Tips on Email Security
Email is a very sensitive medium that can compromise company reputation, legality, and security of data and equipment due to corporate email hacker attacks, viruses, and other business related malware. To avoid a potential disaster and prevent this, employees must:
- Remember passwords rather than writing them down, which can risk unauthorized access. Alternatively, use an approved password storage software solution.
- Select strong passwords that are hard to guess. Ideally, choose a password with at least eight characters in a combination of lower and upper case letters, symbols, and numbers.
- Change passwords every two months.
- Avoid opening attachments and links for content that is not well understood or looks suspicious.
- Cross-check emails and names of unknown senders to ascertain their legitimacy.
- Be suspicious of clickbait titles and delete such emails if possible.
- Be wary of inconsistencies or stylistic red flags like too many mistakes, capital letters, or excessive exclamation marks.
- Keep their anti-malware programs updated across all devices.
- Cross-check with the IT department if they are unsure about the safety of any email.
Use of Email Signature
Company employee email signatures should add an aura of professionalism and business authenticity. Employees are encouraged to create signatures that exude confidence and authority while depicting the company positively.
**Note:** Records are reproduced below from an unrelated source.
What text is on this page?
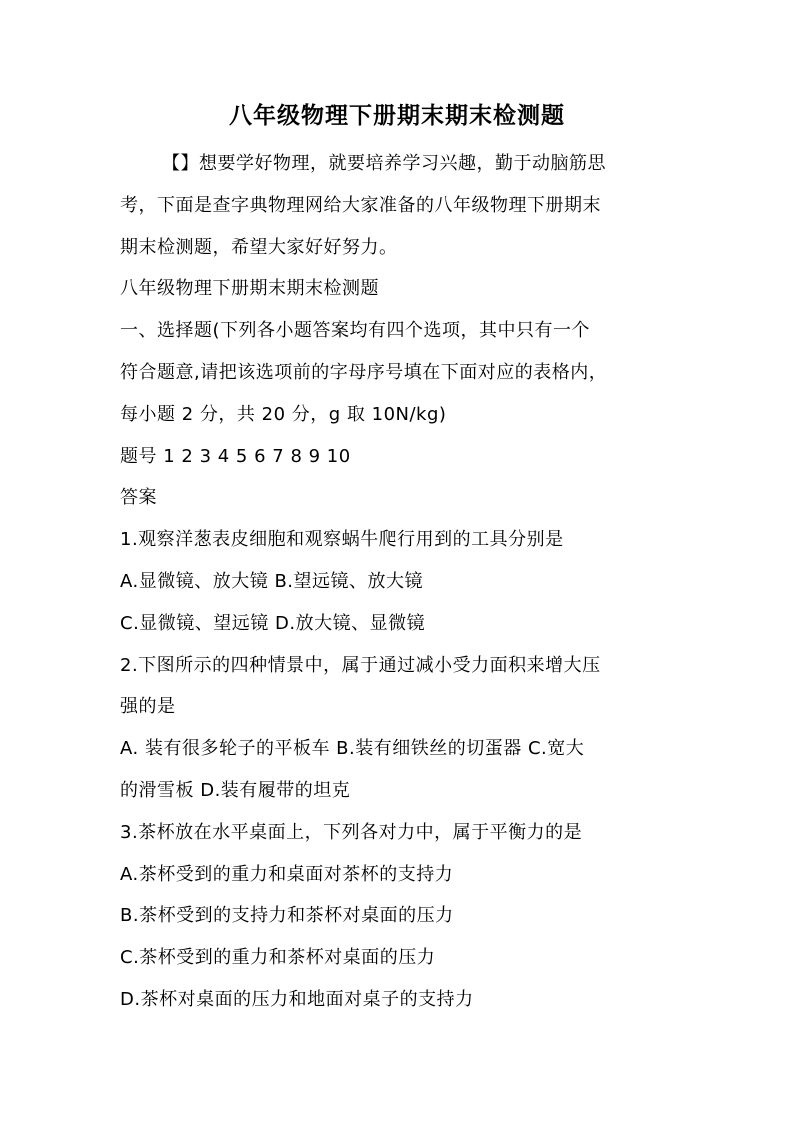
八年级物理下册期末期末检测题
【】想要学好物理，就要培养学习兴趣，勤于动脑筋思
考，下面是查字典物理网给大家准备的八年级物理下册期末
期末检测题，希望大家好好努力。
八年级物理下册期末期末检测题
一、选择题(下列各小题答案均有四个选项，其中只有一个
符合题意,请把该选项前的字母序号填在下面对应的表格内，
每小题 2 分，共 20 分，g 取 10N/kg)
题号 1 2 3 4 5 6 7 8 9 10
答案
1.观察洋葱表皮细胞和观察蜗牛爬行用到的工具分别是
A.显微镜、放大镜 B.望远镜、放大镜
C.显微镜、望远镜 D.放大镜、显微镜
2.下图所示的四种情景中，属于通过减小受力面积来增大压
强的是
A. 装有很多轮子的平板车 B.装有细铁丝的切蛋器 C.宽大
的滑雪板 D.装有履带的坦克
3.茶杯放在水平桌面上，下列各对力中，属于平衡力的是
A.茶杯受到的重力和桌面对茶杯的支持力
B.茶杯受到的支持力和茶杯对桌面的压力
C.茶杯受到的重力和茶杯对桌面的压力
D.茶杯对桌面的压力和地面对桌子的支持力
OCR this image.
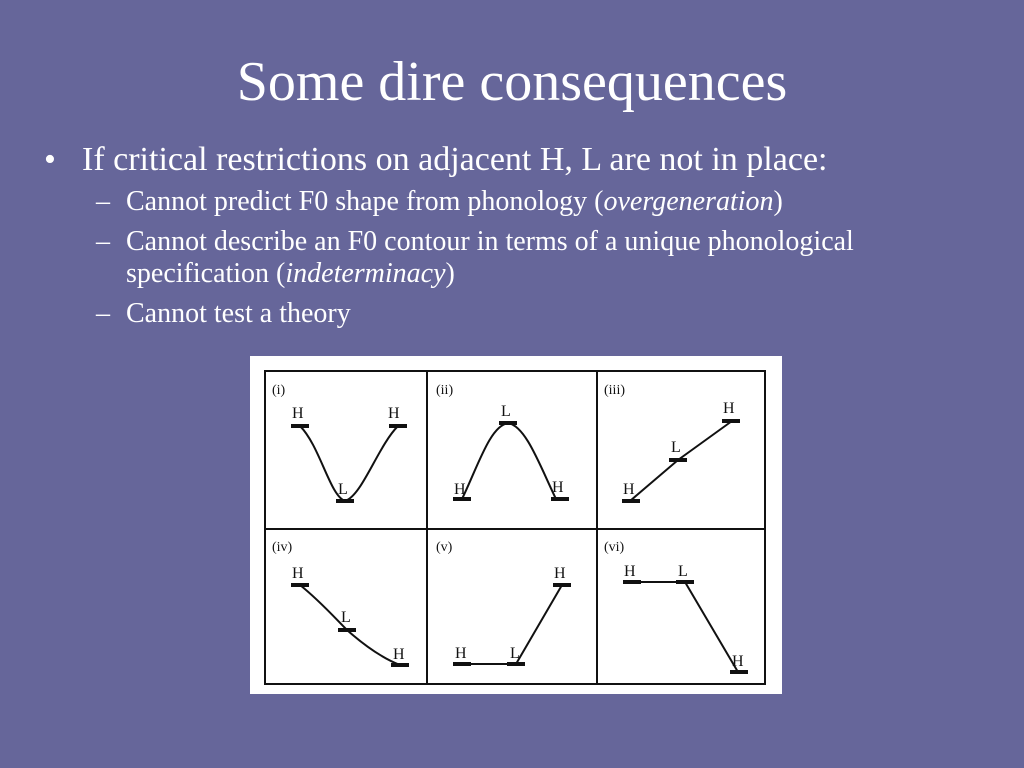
Some dire consequences
• If critical restrictions on adjacent H, L are not in place:
– Cannot predict F0 shape from phonology (overgeneration)
– Cannot describe an F0 contour in terms of a unique phonological specification (indeterminacy)
– Cannot test a theory
(i)
H
L
H
(ii)
H
L
H
(iii)
H
L
H
(iv)
H
L
H
(v)
H	L
H
(vi)
H	L
H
The sales staff and senior executives who represent the company to customers and stakeholders should especially mind their email etiquette, including how they format and close emails.
An acceptable signature format looks like this:
Appended to the email signatures can be professional images, company logos, and business tag lines. Work-related videos and links can also be used. Employees in doubt or who need assistance on how to configure the signature should consult their respective managers.
Prospects of Disciplinary Action
Disciplinary action will be taken against employees who demonstrate ignorance or outright disregard of this policy. Such action could include termination of the employment contract, depending on severity.
Termination may be considered for the following reasons:
- Sending out confidential data or disclosing company secrets without authorization.
- Using corporate email to break the law.
- Sending offensive or inappropriate emails to colleagues, customers, or business associates.